Pada 12 September, KTT BRICS di India dibuka. Saat Perdana Menteri India Narendra Modi memberikan pidato, ia tiba-tiba menyadari bahwa pemimpin Partai Komunis Tiongkok (PKT) Xi Jinping tampaknya mengalami suatu kondisi. Modi menghentikan pidatonya dan dua kali bertanya kepadanya, “Apakah Baik-baik saja?” Adegan tersebut kemudian viral di internet dan menarik perhatian publik.
EtIndonesia.com Menurut laporan media India, pada 12 September sore, ketika Modi menyampaikan pidato dalam upacara pembukaan KTT BRICS, ia tampaknya memperhatikan bahwa Xi Jinping, yang duduk di sebelah kirinya, mengalami sesuatu yang tidak terduga. Modi tiba-tiba berhenti dan bertanya, “Apakah Baik-baik saja (is it ok)?” Beberapa saat kemudian, ia kembali menanyakan hal yang sama.
Adegan tersebut tertangkap kamera televisi nasional India, Doordarshan. Ketika kamera mengambil gambar dari jarak yang lebih jauh, tidak terlihat jelas apa yang sebenarnya terjadi pada Xi Jinping. Namun, terlihat seorang petugas datang menghampirinya dan memberikan sesuatu kepadanya. Setelah itu, konferensi kembali dilanjutkan.
Video kejadian tersebut kemudian beredar luas di platform X dan memicu berbagai spekulasi. Ada yang menduga bahwa Xi Jinping mungkin mengalami ketidaknyamanan atau gangguan kesehatan, sementara yang lain menduga bahwa mungkin terjadi masalah pada earphone penerjemah yang digunakannya.
在金磚國家峰會上,總理莫迪正在發表開幕陳述,這時看到中國國家主席習近平看起來不舒服,總理莫迪便問他:「沒問題吧?」 pic.twitter.com/dm1lcbYEZr
— 郑敏 (@MinMin89485072) September 12, 2026
Pada malam harinya, Xi Jinping tidak menghadiri jamuan makan malam yang diselenggarakan Modi untuk para kepala negara dan pemerintahan yang menghadiri KTT tersebut.
Tidak diketahui apakah ketidakhadirannya disebabkan oleh alasan kesehatan, atau karena kendala bahasa sehingga ia merasa kurang cocok menghadiri acara makan malam yang suasananya lebih informal dan berpotensi membuatnya tampak kurang menyatu dengan peserta lain sehingga suasananya menjadi canggung.
Ini merupakan pertama kalinya dalam tujuh tahun Xi Jinping bertemu dengan Modi di India. Kunjungan terakhir Xi ke India berlangsung pada 2019.
Dalam KTT BRICS di New Delhi kali ini, mobil dinas Hongqi milik Xi Jinping telah dikirim terlebih dahulu ke New Delhi.
习近平窜访印度,车队在新德里街道经过时被藏人民众强烈抗议。 https://t.co/hDitGkA4cq pic.twitter.com/uJUkTt5fGI
— YiFeng Su (@sam51824016070) September 13, 2026
Saat itu, bagian luar kendaraan tersebut ditutupi kain hitam sehingga tampak seperti mobil jenazah. Sejumlah komentator bahkan berseloroh bahwa mobil dinas Xi Jinping “mengenakan kain kafan”, yang dianggap agak membawa pertanda buruk. Mereka juga mengatakan bahwa pemandangan seperti ini hampir tidak mungkin terjadi ketika kepala negara lain melakukan kunjungan luar negeri.

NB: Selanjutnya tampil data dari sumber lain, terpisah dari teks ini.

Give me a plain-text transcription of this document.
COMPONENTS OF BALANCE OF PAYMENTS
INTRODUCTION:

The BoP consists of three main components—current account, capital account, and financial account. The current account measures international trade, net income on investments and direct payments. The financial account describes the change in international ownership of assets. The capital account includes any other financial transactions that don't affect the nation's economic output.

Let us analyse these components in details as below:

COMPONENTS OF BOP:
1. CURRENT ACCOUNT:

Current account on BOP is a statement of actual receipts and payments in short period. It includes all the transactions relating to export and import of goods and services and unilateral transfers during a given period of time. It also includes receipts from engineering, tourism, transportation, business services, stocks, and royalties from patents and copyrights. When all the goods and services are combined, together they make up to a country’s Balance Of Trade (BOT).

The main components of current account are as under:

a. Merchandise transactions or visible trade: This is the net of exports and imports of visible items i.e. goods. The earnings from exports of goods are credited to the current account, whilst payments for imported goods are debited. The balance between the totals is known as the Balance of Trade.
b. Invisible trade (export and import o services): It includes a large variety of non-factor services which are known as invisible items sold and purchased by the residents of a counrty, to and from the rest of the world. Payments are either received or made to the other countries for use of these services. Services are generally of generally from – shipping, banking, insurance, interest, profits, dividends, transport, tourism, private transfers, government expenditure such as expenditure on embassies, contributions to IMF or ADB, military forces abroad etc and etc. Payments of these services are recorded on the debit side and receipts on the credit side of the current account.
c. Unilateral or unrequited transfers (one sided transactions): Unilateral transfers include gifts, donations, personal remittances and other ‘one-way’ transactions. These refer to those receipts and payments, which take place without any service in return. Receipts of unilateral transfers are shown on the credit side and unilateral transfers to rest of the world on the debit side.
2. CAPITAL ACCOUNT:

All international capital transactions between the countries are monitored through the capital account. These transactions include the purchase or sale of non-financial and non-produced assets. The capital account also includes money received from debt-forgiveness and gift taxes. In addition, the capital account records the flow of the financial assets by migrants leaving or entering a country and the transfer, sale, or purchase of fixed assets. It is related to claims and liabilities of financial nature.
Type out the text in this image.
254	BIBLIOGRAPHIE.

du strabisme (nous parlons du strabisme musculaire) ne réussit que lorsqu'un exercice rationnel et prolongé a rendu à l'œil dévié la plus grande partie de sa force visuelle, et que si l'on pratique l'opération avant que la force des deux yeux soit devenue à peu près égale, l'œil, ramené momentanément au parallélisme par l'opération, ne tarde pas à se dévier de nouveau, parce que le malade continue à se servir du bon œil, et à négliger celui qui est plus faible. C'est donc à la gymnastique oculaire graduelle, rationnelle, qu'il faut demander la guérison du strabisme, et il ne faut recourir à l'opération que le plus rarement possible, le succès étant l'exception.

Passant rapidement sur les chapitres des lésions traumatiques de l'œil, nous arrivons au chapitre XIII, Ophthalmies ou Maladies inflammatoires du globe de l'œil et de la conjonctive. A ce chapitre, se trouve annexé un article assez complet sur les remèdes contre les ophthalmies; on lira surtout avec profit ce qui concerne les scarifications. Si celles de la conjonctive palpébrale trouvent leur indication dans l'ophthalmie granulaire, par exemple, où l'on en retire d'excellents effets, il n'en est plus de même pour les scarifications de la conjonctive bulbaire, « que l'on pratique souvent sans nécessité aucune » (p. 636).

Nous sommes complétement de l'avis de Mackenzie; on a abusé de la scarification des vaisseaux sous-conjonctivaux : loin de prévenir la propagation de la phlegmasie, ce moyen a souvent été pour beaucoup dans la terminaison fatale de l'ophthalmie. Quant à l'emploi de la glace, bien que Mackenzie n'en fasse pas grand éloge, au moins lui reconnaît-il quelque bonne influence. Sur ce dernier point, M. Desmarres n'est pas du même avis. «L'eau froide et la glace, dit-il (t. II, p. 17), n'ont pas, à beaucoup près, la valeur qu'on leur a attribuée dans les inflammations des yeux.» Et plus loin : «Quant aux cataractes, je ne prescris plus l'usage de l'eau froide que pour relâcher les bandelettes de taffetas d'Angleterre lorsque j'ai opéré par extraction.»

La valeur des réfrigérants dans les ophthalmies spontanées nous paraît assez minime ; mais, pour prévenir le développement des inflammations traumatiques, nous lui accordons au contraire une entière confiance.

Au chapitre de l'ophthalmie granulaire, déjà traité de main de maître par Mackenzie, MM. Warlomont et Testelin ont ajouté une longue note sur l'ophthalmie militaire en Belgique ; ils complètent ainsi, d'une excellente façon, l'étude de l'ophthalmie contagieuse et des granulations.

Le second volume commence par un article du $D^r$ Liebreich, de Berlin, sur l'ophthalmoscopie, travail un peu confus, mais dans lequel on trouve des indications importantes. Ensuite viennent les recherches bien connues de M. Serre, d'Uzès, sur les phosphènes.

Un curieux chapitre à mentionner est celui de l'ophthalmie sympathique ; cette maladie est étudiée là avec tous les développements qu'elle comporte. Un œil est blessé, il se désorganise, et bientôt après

Pada malam 12 September, ketika Xi Jinping menaiki mobil dinas dan melintas di jalan-jalan New Delhi, sejumlah besar warga Tibet yang membawa bendera bergambar singa mengejar iring-iringan kendaraan Xi Jinping.
Mereka meneriakkan slogan-slogan seperti “Xi Jinping turun!” sebagai bentuk protes keras. Video tersebut juga beredar luas di media sosial, sehingga menambah bayang-bayang kontroversi atas kunjungan Xi Jinping ke India kali ini.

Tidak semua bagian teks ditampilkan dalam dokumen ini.